The trail ranges from uncomfortable chipseal to some pretty gnarly railroad crossings like the one below.
It is a very desolate trail but with many signs of urban mischief such as broken bottles, Graffiti, shotgun shells, motorcycle tracks etc. I cant say I ever feel totally safe on the trail on my own but if you ride it early in the morning on a weekend you are lucky if you see another person. The further you get from Tracy the more desolate things become and the better your chance of seeing Coyotes and other critters.
The downside of riding such a lightly traveled trail is that you are stuck if you have a mishap. The chances of someone passing to lend a hand seems pretty remote. I got a flat today (flint) and realized I had only one tube with me and that if I got another I was going to have a pretty long hike to civilization. I normally have a couple of tubes and a repair kit when I go exploring but today I forgot.
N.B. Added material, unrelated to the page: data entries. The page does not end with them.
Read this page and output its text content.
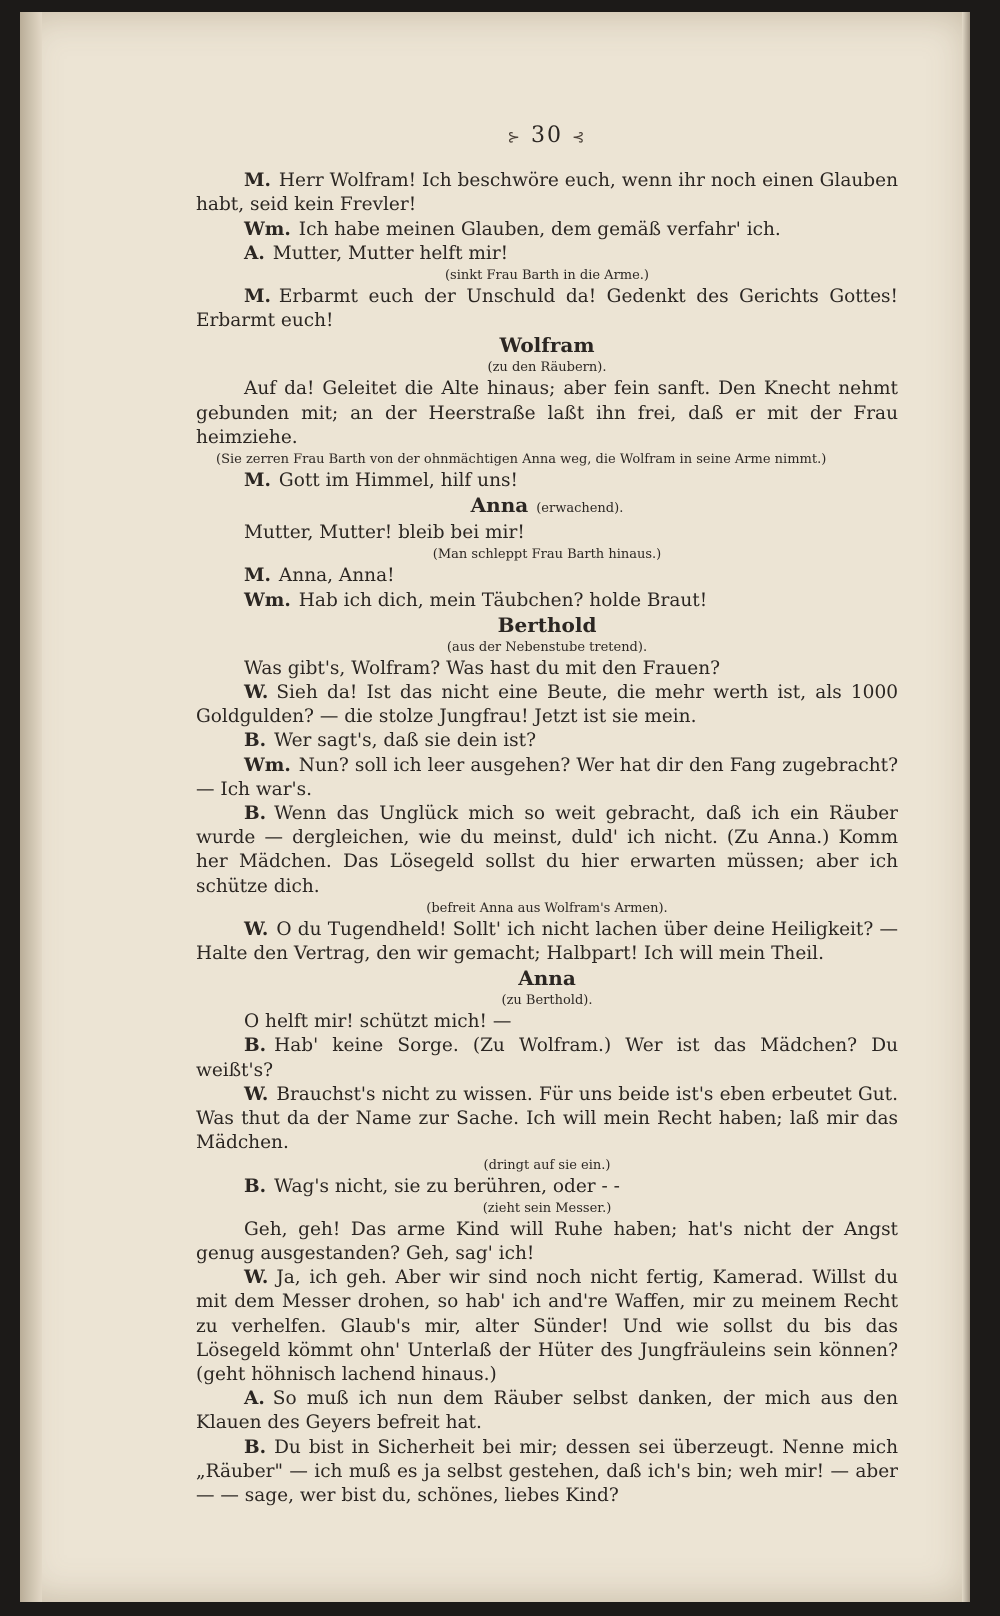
⊱ 30 ⊰

M. Herr Wolfram! Ich beschwöre euch, wenn ihr noch einen Glauben habt, seid kein Frevler!

Wm. Ich habe meinen Glauben, dem gemäß verfahr' ich.

A. Mutter, Mutter helft mir!

(sinkt Frau Barth in die Arme.)

M. Erbarmt euch der Unschuld da! Gedenkt des Gerichts Gottes! Erbarmt euch!

Wolfram

(zu den Räubern).

Auf da! Geleitet die Alte hinaus; aber fein sanft. Den Knecht nehmt gebunden mit; an der Heerstraße laßt ihn frei, daß er mit der Frau heimziehe.

(Sie zerren Frau Barth von der ohnmächtigen Anna weg, die Wolfram in seine Arme nimmt.)

M. Gott im Himmel, hilf uns!

Anna (erwachend).

Mutter, Mutter! bleib bei mir!

(Man schleppt Frau Barth hinaus.)

M. Anna, Anna!

Wm. Hab ich dich, mein Täubchen? holde Braut!

Berthold

(aus der Nebenstube tretend).

Was gibt's, Wolfram? Was hast du mit den Frauen?

W. Sieh da! Ist das nicht eine Beute, die mehr werth ist, als 1000 Goldgulden? — die stolze Jungfrau! Jetzt ist sie mein.

B. Wer sagt's, daß sie dein ist?

Wm. Nun? soll ich leer ausgehen? Wer hat dir den Fang zugebracht? — Ich war's.

B. Wenn das Unglück mich so weit gebracht, daß ich ein Räuber wurde — dergleichen, wie du meinst, duld' ich nicht. (Zu Anna.) Komm her Mädchen. Das Lösegeld sollst du hier erwarten müssen; aber ich schütze dich.

(befreit Anna aus Wolfram's Armen).

W. O du Tugendheld! Sollt' ich nicht lachen über deine Heiligkeit? — Halte den Vertrag, den wir gemacht; Halbpart! Ich will mein Theil.

Anna

(zu Berthold).

O helft mir! schützt mich! —

B. Hab' keine Sorge. (Zu Wolfram.) Wer ist das Mädchen? Du weißt's?

W. Brauchst's nicht zu wissen. Für uns beide ist's eben erbeutet Gut. Was thut da der Name zur Sache. Ich will mein Recht haben; laß mir das Mädchen.

(dringt auf sie ein.)

B. Wag's nicht, sie zu berühren, oder - -

(zieht sein Messer.)

Geh, geh! Das arme Kind will Ruhe haben; hat's nicht der Angst genug ausgestanden? Geh, sag' ich!

W. Ja, ich geh. Aber wir sind noch nicht fertig, Kamerad. Willst du mit dem Messer drohen, so hab' ich and're Waffen, mir zu meinem Recht zu verhelfen. Glaub's mir, alter Sünder! Und wie sollst du bis das Lösegeld kömmt ohn' Unterlaß der Hüter des Jungfräuleins sein können? (geht höhnisch lachend hinaus.)

A. So muß ich nun dem Räuber selbst danken, der mich aus den Klauen des Geyers befreit hat.

B. Du bist in Sicherheit bei mir; dessen sei überzeugt. Nenne mich „Räuber" — ich muß es ja selbst gestehen, daß ich's bin; weh mir! — aber — — sage, wer bist du, schönes, liebes Kind?
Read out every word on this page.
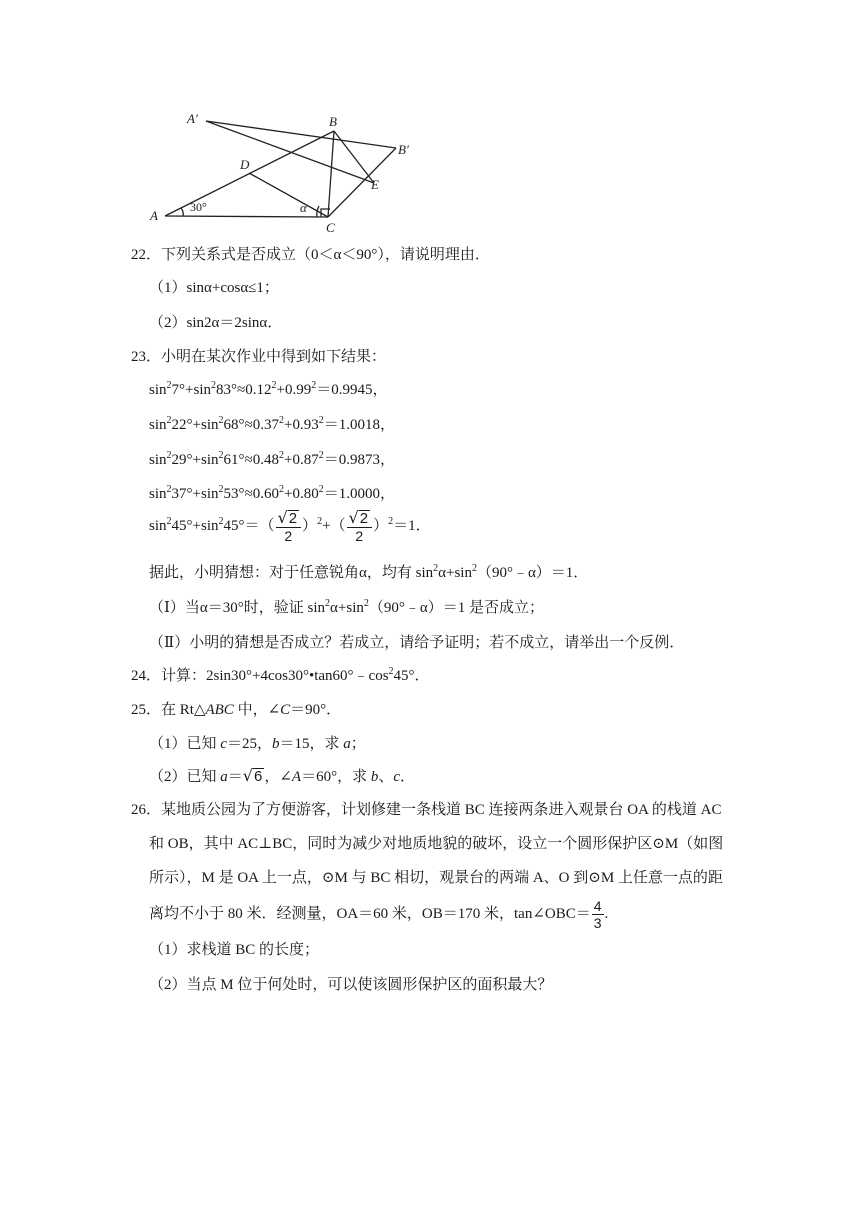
A′	B
B′
D
E
A
C
α
30°
22．下列关系式是否成立（0＜α＜90°），请说明理由．
（1）sinα+cosα≤1；
（2）sin2α＝2sinα．
23．小明在某次作业中得到如下结果：
$\sin^27^\circ+\sin^283^\circ\approx 0.12^2+0.99^2=0.9945$，
$\sin^222^\circ+\sin^268^\circ\approx 0.37^2+0.93^2=1.0018$，
$\sin^229^\circ+\sin^261^\circ\approx 0.48^2+0.87^2=0.9873$，
$\sin^237^\circ+\sin^253^\circ\approx 0.60^2+0.80^2=1.0000$，
$\sin^245^\circ+\sin^245^\circ=( \frac{√2}{2} )^2+( \frac{√2}{2} )^2=1$．
据此，小明猜想：对于任意锐角α，均有 $\sin^2\alpha+\sin^2(90^\circ﹣\alpha)=1$．
（Ⅰ）当α＝30°时，验证 $\sin^2\alpha+\sin^2(90^\circ﹣\alpha)=1$ 是否成立；
（Ⅱ）小明的猜想是否成立？若成立，请给予证明；若不成立，请举出一个反例．
24．计算：$2\sin 30^\circ+4\cos 30^\circ•\tan 60^\circ﹣\cos^245^\circ$．
25．在 Rt△ABC 中，∠C＝90°．
（1）已知 c＝25，b＝15，求 a；
（2）已知 a＝√6 ，∠A＝60°，求 b、c．
26．某地质公园为了方便游客，计划修建一条栈道 BC 连接两条进入观景台 OA 的栈道 AC
和 OB，其中 AC⊥BC，同时为减少对地质地貌的破坏，设立一个圆形保护区⊙M（如图
所示），M 是 OA 上一点，⊙M 与 BC 相切，观景台的两端 A、O 到⊙M 上任意一点的距
离均不小于 80 米．经测量，OA＝60 米，OB＝170 米，tan∠OBC＝ $\frac{4}{3}$ .
（1）求栈道 BC 的长度；
（2）当点 M 位于何处时，可以使该圆形保护区的面积最大？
The worst part of the trail is that they put lots of motorcycle deterrent crossings that are really awkward to go through and I always seem to end up bashing a shin or an ankle. I also end up wishing for a lighter bike 🙂
I plan to ride the whole trail one day. I estimate this to be around a 140 mile round trip. I will have to choose a day with light winds as this trail can be absolutely brutal on a windy day.
“Part of the California Aqueduct
Bikeway begins at San Luis Creek and goes
70 miles north to the Bethany Reservoir
State Recreation Area. Rest stops are ten
miles apart, and bicyclists can camp overnight
in the Bethany Reservoir picnic area.